A vaccine was available for the prevention of non-pneumonic forms of plague, but is no longer, according to Cantey. The treatment for those exposed to the bacilli is seven days of antibiotics and is effective.

Botulinum toxin
Botulinum toxin is the single most poisonous substance known, Cantey said. Little is known about the feasibility of aerosolizing the toxin for use as a bioweapon, though Iran, Iraq, North Korea and Syria are known to have attempted it. The potential effectiveness of the aerosols, which are absorbed through the mucosa of the mouth and respiratory tract, is unknown. It has been estimated that a point-source aerosol release of toxin could incapacitate or kill 10 percent of persons within .5 kilometers downwind.

The toxin is quickly detoxified by the chlorine used in drinking water and could not be used to contaminate the water supply, Cantey said. The toxin blocks the transmission of nerve impulses at the neuromuscular junction, causing paralysis. The onset of symptoms after exposure is estimated to occur within 12-80 hours of a large dose. Death is caused by paralysis of the respiratory muscles. A vaccine, though not widely available, exists, as does an equine anti-serum.

In addition to Nesmith, Cantey and Johnson, members of the Bioterrorism Preparedness and Response Team are:
Michael Schmidt, University Biosafety; George Bryan, Emergency Medicine; Lisa Steed, Pathology Laboratory Medicine; Carole Small, Pharmacy; Paul Moss, Medical Center Security; Joe Avant, Occupational Safety and Health; Caroline Davila, Public Relations; Jeff Hample, Public Safety; Chip Tinley, Emergency Services; Dean Kilpatrick, Crime Victim Research and Treatment Center; Natalie Ward, Clinical Services, MICU; Mary Allen,  Environment of Care coordinator; Robert Winn, MEDUCARE; Phyllis Malpas, Clincal Services, Endoscopy; and John Malmrose, Physical Plant; Janice Rhodes, RN, Clinical Services educator.
 

Improvements sought in matters of patient confidentiality

The Medical Center's Quality Counsel, during a recent meeting, noted an increase in the number of incidents of staff discussing patient information within earshot of other patients, according to Joan Herbert, administrator, Institute of Psychiatry.

MUSC typically reports fewer than the norm recorded by the National Resource Corporation (NRC). NRC lists 4.9 percent as normative nationally. During the period January—March, MUSC recorded 4.1 percent, or .8 percent below the normative rate. During the period April—June, however, the number rose to 6.1 percent. The information is gathered through patient surveys.

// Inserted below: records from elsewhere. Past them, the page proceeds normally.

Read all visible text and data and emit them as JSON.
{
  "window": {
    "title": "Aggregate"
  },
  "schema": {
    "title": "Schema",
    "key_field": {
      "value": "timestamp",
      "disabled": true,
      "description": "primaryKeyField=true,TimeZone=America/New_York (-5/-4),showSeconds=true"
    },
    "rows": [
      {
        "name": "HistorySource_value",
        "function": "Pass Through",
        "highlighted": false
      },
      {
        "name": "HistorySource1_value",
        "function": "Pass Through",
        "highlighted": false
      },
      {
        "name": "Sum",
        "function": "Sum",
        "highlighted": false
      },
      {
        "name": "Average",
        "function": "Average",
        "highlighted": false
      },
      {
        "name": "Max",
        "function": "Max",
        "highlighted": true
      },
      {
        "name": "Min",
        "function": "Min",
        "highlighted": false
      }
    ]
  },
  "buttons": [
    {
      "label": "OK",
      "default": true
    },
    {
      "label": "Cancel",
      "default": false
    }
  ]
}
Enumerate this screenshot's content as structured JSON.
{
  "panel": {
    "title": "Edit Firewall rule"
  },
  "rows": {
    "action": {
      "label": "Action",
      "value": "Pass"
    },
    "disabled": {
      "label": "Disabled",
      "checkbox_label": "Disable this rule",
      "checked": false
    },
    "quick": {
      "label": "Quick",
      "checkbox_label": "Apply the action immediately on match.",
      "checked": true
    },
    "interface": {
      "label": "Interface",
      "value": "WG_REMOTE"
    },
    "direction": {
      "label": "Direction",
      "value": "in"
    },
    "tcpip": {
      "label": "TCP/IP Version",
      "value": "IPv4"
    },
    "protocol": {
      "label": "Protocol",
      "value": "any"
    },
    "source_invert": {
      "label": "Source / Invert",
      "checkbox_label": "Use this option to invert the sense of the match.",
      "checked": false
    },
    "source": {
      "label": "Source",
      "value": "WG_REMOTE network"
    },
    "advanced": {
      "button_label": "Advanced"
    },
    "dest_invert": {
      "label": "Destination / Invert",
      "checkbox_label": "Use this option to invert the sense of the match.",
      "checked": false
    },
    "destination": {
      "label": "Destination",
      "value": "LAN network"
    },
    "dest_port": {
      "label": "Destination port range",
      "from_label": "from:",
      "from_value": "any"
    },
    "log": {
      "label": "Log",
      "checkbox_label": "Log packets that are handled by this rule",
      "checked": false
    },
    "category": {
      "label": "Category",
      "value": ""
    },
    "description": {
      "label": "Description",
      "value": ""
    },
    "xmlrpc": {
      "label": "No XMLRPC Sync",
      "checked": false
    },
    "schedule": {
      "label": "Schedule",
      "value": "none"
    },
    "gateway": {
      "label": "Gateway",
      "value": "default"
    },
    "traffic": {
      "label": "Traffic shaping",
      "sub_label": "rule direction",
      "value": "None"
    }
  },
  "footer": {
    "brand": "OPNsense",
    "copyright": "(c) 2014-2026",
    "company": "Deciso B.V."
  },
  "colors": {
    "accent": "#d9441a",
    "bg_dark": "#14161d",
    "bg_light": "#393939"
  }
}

Herbert urged managers to review the data carefully that applies to their area, urging offending areas to look at the operational process in order to prevent future incidents.
 

Flu vaccine available

The MUSC Medical Center Employees’ 2001 flu vaccine program begins on Oct. 24, announced Jodell Johnson, R.N., Infectious Diseases.

The vaccine will be available on Wednesdays through Dec. 12 (or until the supply is depleted) from 7:30 a.m. to 4 p.m. in room 286 of the Main Hospital. Vaccinations will also be available on Saturday, Nov. 10 and Sunday, Nov. 18, from 5 – 9 p.m.

Infection Control Practitioners are also available to travel to units to administer the vaccine to employees. “Supply should not be an issue this year,” Johnson said.
 

STAR system undergoing improvement

The system for employee time and attendance (STAR) is undergoing improvements, according to Sid McMahon, authority project manager for Kronos (STAR).

The current version of the STAR system will no longer be supported after this year. McMahon touted the benefits of the new system, indicating that it will:

  • Function more like other familiar Windows programs, such as Word and Excel
  • Be easier to identify and correct missed punches, exceptions and comments
  • Allow MUSC to modify and develop its own reports because of the open database format
Parallel testing and training will begin in October, McMahon said. The targeted “go live” date is Nov. 18. Clock cutover procedures remain to be determined. McMahon said the mandatory training sessions will be two hours in length, with six—10 persons per class.